The data could be alternatively stored in a single file with a row for each mutation and sample. However, the "wide" format is more compact, avoiding redundant information, such as genomic coordinates, functional annotations, and other attributes, which are the same for all samples.
Score-based semantic zooming facilitates exploration by displaying only the most important mutations at each zoom level. The interactive filtering is coupled to the zoom level and is performed using GPU acceleration to ensure smooth interaction even with large datasets.

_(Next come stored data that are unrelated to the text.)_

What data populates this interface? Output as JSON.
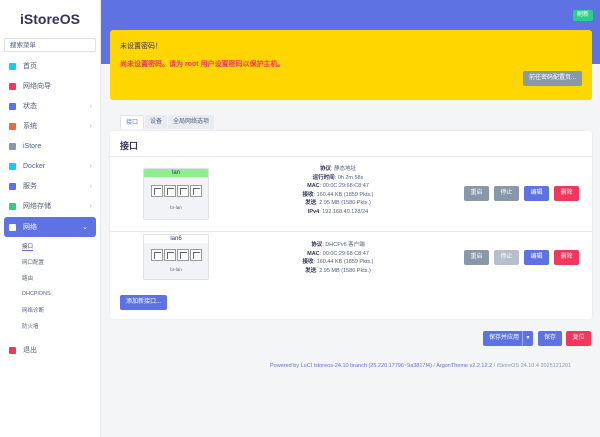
{
  "brand": "iStoreOS",
  "search_placeholder": "搜索菜单",
  "nav": [
    {
      "label": "首页",
      "color": "#11cdef",
      "chev": false
    },
    {
      "label": "网络向导",
      "color": "#f5365c",
      "chev": false
    },
    {
      "label": "状态",
      "color": "#5e72e4",
      "chev": true
    },
    {
      "label": "系统",
      "color": "#fb6340",
      "chev": true
    },
    {
      "label": "iStore",
      "color": "#8898aa",
      "chev": false
    },
    {
      "label": "Docker",
      "color": "#11cdef",
      "chev": true
    },
    {
      "label": "服务",
      "color": "#5e72e4",
      "chev": true
    },
    {
      "label": "网络存储",
      "color": "#2dce89",
      "chev": true
    },
    {
      "label": "网络",
      "color": "#ffffff",
      "chev": true,
      "active": true
    }
  ],
  "subnav": [
    "接口",
    "网口配置",
    "路由",
    "DHCP/DNS",
    "网络诊断",
    "防火墙"
  ],
  "logout": "退出",
  "refresh_badge": "刷新",
  "alert": {
    "title": "未设置密码！",
    "message": "尚未设置密码。请为 root 用户设置密码以保护主机。",
    "button": "前往密码配置页..."
  },
  "tabs": [
    "接口",
    "设备",
    "全局网络选项"
  ],
  "card_title": "接口",
  "interfaces": [
    {
      "name": "lan",
      "head_color": "#90ee90",
      "device": "br-lan",
      "info": [
        {
          "k": "协议",
          "v": "静态地址"
        },
        {
          "k": "运行时间",
          "v": "0h 2m 58s"
        },
        {
          "k": "MAC",
          "v": "00:0C:29:68:C8:47"
        },
        {
          "k": "接收",
          "v": "160.44 KB (1859 Pkts.)"
        },
        {
          "k": "发送",
          "v": "2.95 MB (1580 Pkts.)"
        },
        {
          "k": "IPv4",
          "v": "192.168.40.128/24"
        }
      ],
      "buttons": {
        "restart": "重启",
        "stop": "停止",
        "edit": "编辑",
        "delete": "删除"
      }
    },
    {
      "name": "lan6",
      "head_color": "#ffffff",
      "device": "br-lan",
      "info": [
        {
          "k": "协议",
          "v": "DHCPv6 客户端"
        },
        {
          "k": "MAC",
          "v": "00:0C:29:68:C8:47"
        },
        {
          "k": "接收",
          "v": "160.44 KB (1859 Pkts.)"
        },
        {
          "k": "发送",
          "v": "2.95 MB (1580 Pkts.)"
        }
      ],
      "buttons": {
        "restart": "重启",
        "stop": "停止",
        "edit": "编辑",
        "delete": "删除"
      }
    }
  ],
  "add_button": "添加新接口...",
  "footer_actions": {
    "save_apply": "保存并应用",
    "save": "保存",
    "reset": "复位"
  },
  "footer": {
    "link": "Powered by LuCI istoreos-24.10 branch (25.220.17796~9a3817f4)",
    "sep": " / ",
    "theme": "ArgonTheme v2.2.12.2",
    "version": " / iStoreOS 24.10.4 2025121201"
  }
}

The visualization uses the "CADD_phred"
field as the semantic score. The
semanticZoomFraction
property controls the fraction of mutations displayed at
each zoom level. In this case, the fraction can be adjusted using an
interactive slider, which makes the setting available as a parameter called
semanticZoomFraction
.
"params": [
{
"name": "semanticZoomSlider",
"value": 0.015,
"bind": {
"input": "range",
...
},
...
},
"mark": {
"type": "point",
"semanticZoomFraction": { "expr": "semanticZoomSlider" },
...
},
"encoding": {
"semanticScore": {
"field": "CADD_phred"
},
...
}
Several annotation tracks are included in the visualization to provide context for the copy-number aberrations and mutations.
The chromosome ideogram (e.g., cytobands) is visualized using the
cytobands.json
specification. A comprehensively commented
specification is available in the Annotation
tracks
ObservableHQ notebook.
The blacklist tracks show regions that were excluded from copy-number segmentation due to repetitive sequences, mapping artifacts, or other reasons. Two blacklist are provided.

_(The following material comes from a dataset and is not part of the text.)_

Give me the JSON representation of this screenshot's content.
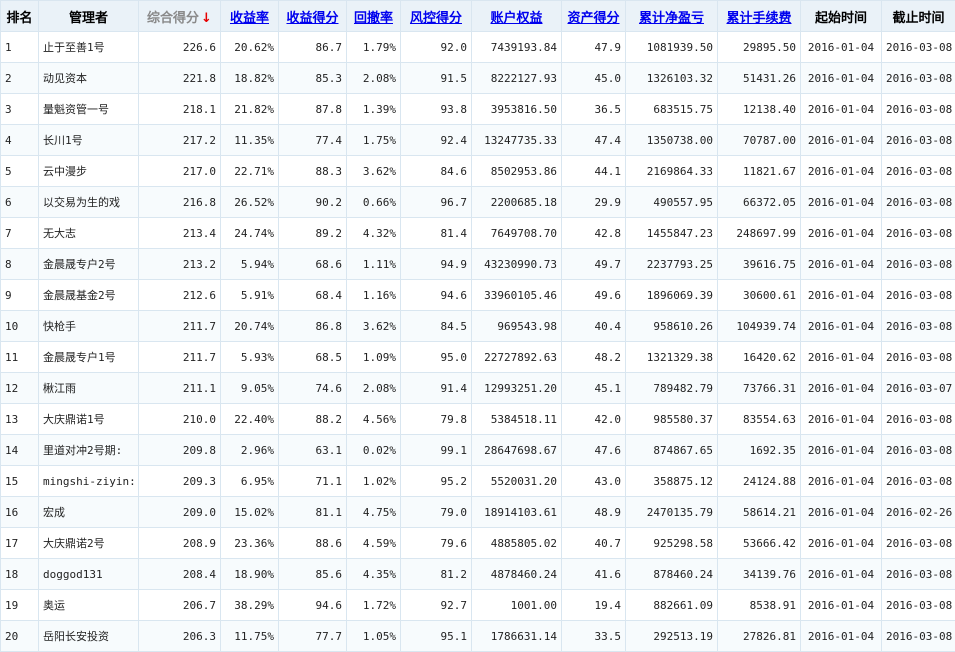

The two blacklist tracks are bundled together using vertical concatenation. The additional level of nesting allows the user to toggle the visibility of both tracks simultaneously.

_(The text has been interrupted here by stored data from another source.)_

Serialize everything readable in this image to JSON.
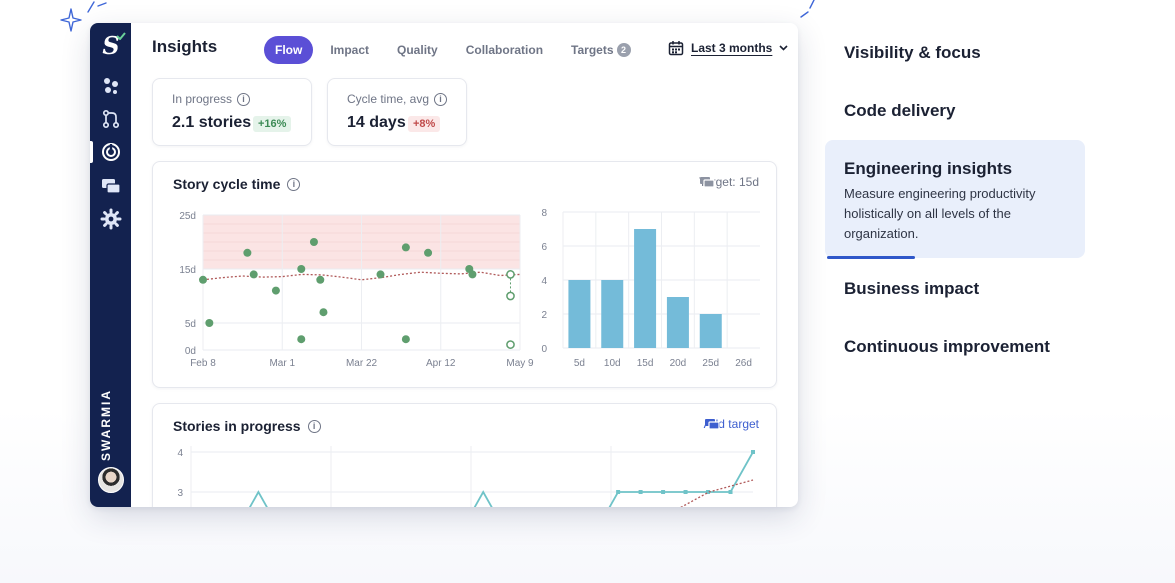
{
  "app": {
    "brand": "SWARMIA",
    "title": "Insights",
    "tabs": [
      {
        "label": "Flow",
        "active": true
      },
      {
        "label": "Impact"
      },
      {
        "label": "Quality"
      },
      {
        "label": "Collaboration"
      },
      {
        "label": "Targets",
        "badge": "2"
      }
    ],
    "date_range": "Last 3 months",
    "stats": [
      {
        "label": "In progress",
        "value": "2.1 stories",
        "delta": "+16%",
        "delta_kind": "positive"
      },
      {
        "label": "Cycle time, avg",
        "value": "14 days",
        "delta": "+8%",
        "delta_kind": "negative"
      }
    ],
    "cycle_card": {
      "title": "Story cycle time",
      "target": "Target: 15d"
    },
    "progress_card": {
      "title": "Stories in progress",
      "action": "Add target"
    }
  },
  "menu": [
    {
      "label": "Visibility & focus"
    },
    {
      "label": "Code delivery"
    },
    {
      "label": "Engineering insights",
      "description": "Measure engineering productivity holistically on all levels of the organization.",
      "active": true
    },
    {
      "label": "Business impact"
    },
    {
      "label": "Continuous improvement"
    }
  ],
  "colors": {
    "accent": "#5b4fd6",
    "rail": "#13224f",
    "points": "#5f9e6e",
    "bars": "#74bbd9",
    "target_band": "#fbe4e4",
    "line": "#6fc3c8"
  },
  "chart_data": [
    {
      "type": "scatter",
      "title": "Story cycle time",
      "x_ticks": [
        "Feb 8",
        "Mar 1",
        "Mar 22",
        "Apr 12",
        "May 9"
      ],
      "y_ticks": [
        "25d",
        "15d",
        "5d",
        "0d"
      ],
      "ylim": [
        0,
        25
      ],
      "target": 15,
      "points": [
        {
          "x": 0.0,
          "y": 13
        },
        {
          "x": 0.02,
          "y": 5
        },
        {
          "x": 0.14,
          "y": 18
        },
        {
          "x": 0.16,
          "y": 14
        },
        {
          "x": 0.23,
          "y": 11
        },
        {
          "x": 0.31,
          "y": 15
        },
        {
          "x": 0.31,
          "y": 2
        },
        {
          "x": 0.35,
          "y": 20
        },
        {
          "x": 0.37,
          "y": 13
        },
        {
          "x": 0.38,
          "y": 7
        },
        {
          "x": 0.56,
          "y": 14
        },
        {
          "x": 0.64,
          "y": 19
        },
        {
          "x": 0.64,
          "y": 2
        },
        {
          "x": 0.71,
          "y": 18
        },
        {
          "x": 0.84,
          "y": 15
        },
        {
          "x": 0.85,
          "y": 14
        },
        {
          "x": 0.97,
          "y": 14,
          "open": true
        },
        {
          "x": 0.97,
          "y": 10,
          "open": true
        },
        {
          "x": 0.97,
          "y": 1,
          "open": true
        }
      ],
      "trend": [
        13,
        13.4,
        13.7,
        13.5,
        13.6,
        14,
        13.9,
        13.5,
        13,
        13.4,
        14,
        14.4,
        14.2,
        14.1,
        14.4,
        13.8,
        14
      ]
    },
    {
      "type": "bar",
      "categories": [
        "5d",
        "10d",
        "15d",
        "20d",
        "25d",
        "26d"
      ],
      "values": [
        4,
        4,
        7,
        3,
        2,
        0
      ],
      "y_ticks": [
        "8",
        "6",
        "4",
        "2",
        "0"
      ],
      "ylim": [
        0,
        8
      ]
    },
    {
      "type": "line",
      "title": "Stories in progress",
      "y_ticks": [
        "4",
        "3"
      ],
      "values": [
        2,
        2,
        2,
        3,
        2,
        2,
        2,
        2,
        2,
        2,
        2,
        2,
        2,
        3,
        2,
        2,
        2,
        2,
        2,
        3,
        3,
        3,
        3,
        3,
        3,
        4
      ],
      "trend": [
        2,
        2,
        2.1,
        2.2,
        2.6,
        2.8,
        3.0,
        3.1,
        3.2,
        3.3
      ]
    }
  ]
}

ENCODE blacklist contains regions provided in Ameniya et al.
2019. The spec and data are stored
in the following files: hg38-blacklist.v2.json
and
external-data/hg38-blacklist.v2.tsv
.
DECIDER blacklist covers regions that contain aberrations in at least three
normal samples in the DECIDER cohort. The aberrations may be due to mapping
artifacts, common germline copy-number variations, or other reasons. The spec
and data are stored in the following files:
decider-cnv-blacklist.json
and
decider-data/decider-cnv-blacklist-v1.tsv
.
The RefSeq gene visualization is explained comprehensively in the Annotation tracks ObservableHQ notebook.
This track visualizes "A highly annotated database of genes associated with platinum resistance in cancer", introduced in Huang et al. 2021.
The data are stored in the platinum_resistance.tsv
The visualization specification is public domain under the CC0 1.0 Universal (CC0 1.0) Public Domain Dedication. You are fee to adapt it for your own data sets.